Can a witness be sued when the main action has yet to be heard and determined? The answer, as provided in this case, is a clear “No”.

However, this case seems to suggest that once the main action has been heard, a witness may potentially be sued by way of conspiracy by lawful means, especially if the main action, in which the witness had testified in, fails. While a pre-dominant purpose to injure, which is a critical element of lawful conspiracy, is difficult to prove, the current position nevertheless remains unsatisfactory, for at least two reasons:

  1. First, as a matter of principle, a witness should be immune, whether during or after the main suit is heard, from all lawsuits from disgruntled litigants, for the sake of public policy, i.e. the higher interest of the advancement of public justice. To even expose witnesses to the possibility of being sued will likely deter witnesses from testifying;
  2. Second, any defendant who alleges that a claim is frivolous has remedies provided for under the current procedural rules, including applying to strike out the alleged frivolous claim, or to seek an appropriate cost order from the plaintiff (or even non-parties) if the Suit is determined in the defendant’s favour.

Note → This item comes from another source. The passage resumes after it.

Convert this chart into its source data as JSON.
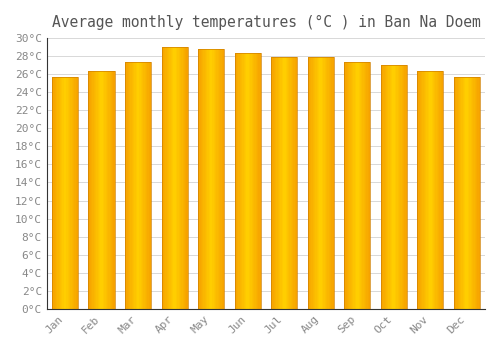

Allowing a third party claim or a subsequent claim against a witness to be framed in the language of lawful means conspiracy would mean the bypassing or ignoring of such existing remedies. This could easily lead to an abuse of process.

In summary, the scope of lawful means conspiracy need not and should not be extended to become a potential cause of action against witnesses.

[Note: The Defendants’ appeal to the Court of Appeal vide CA No. 59 of 2012/Q was withdrawn after parties reached an out-of-Court settlement. As such, there was no opportunity to hear the Third Party’s arguments on the public policy of witness immunity, as well as the restriction of the scope of lawful means conspiracy.]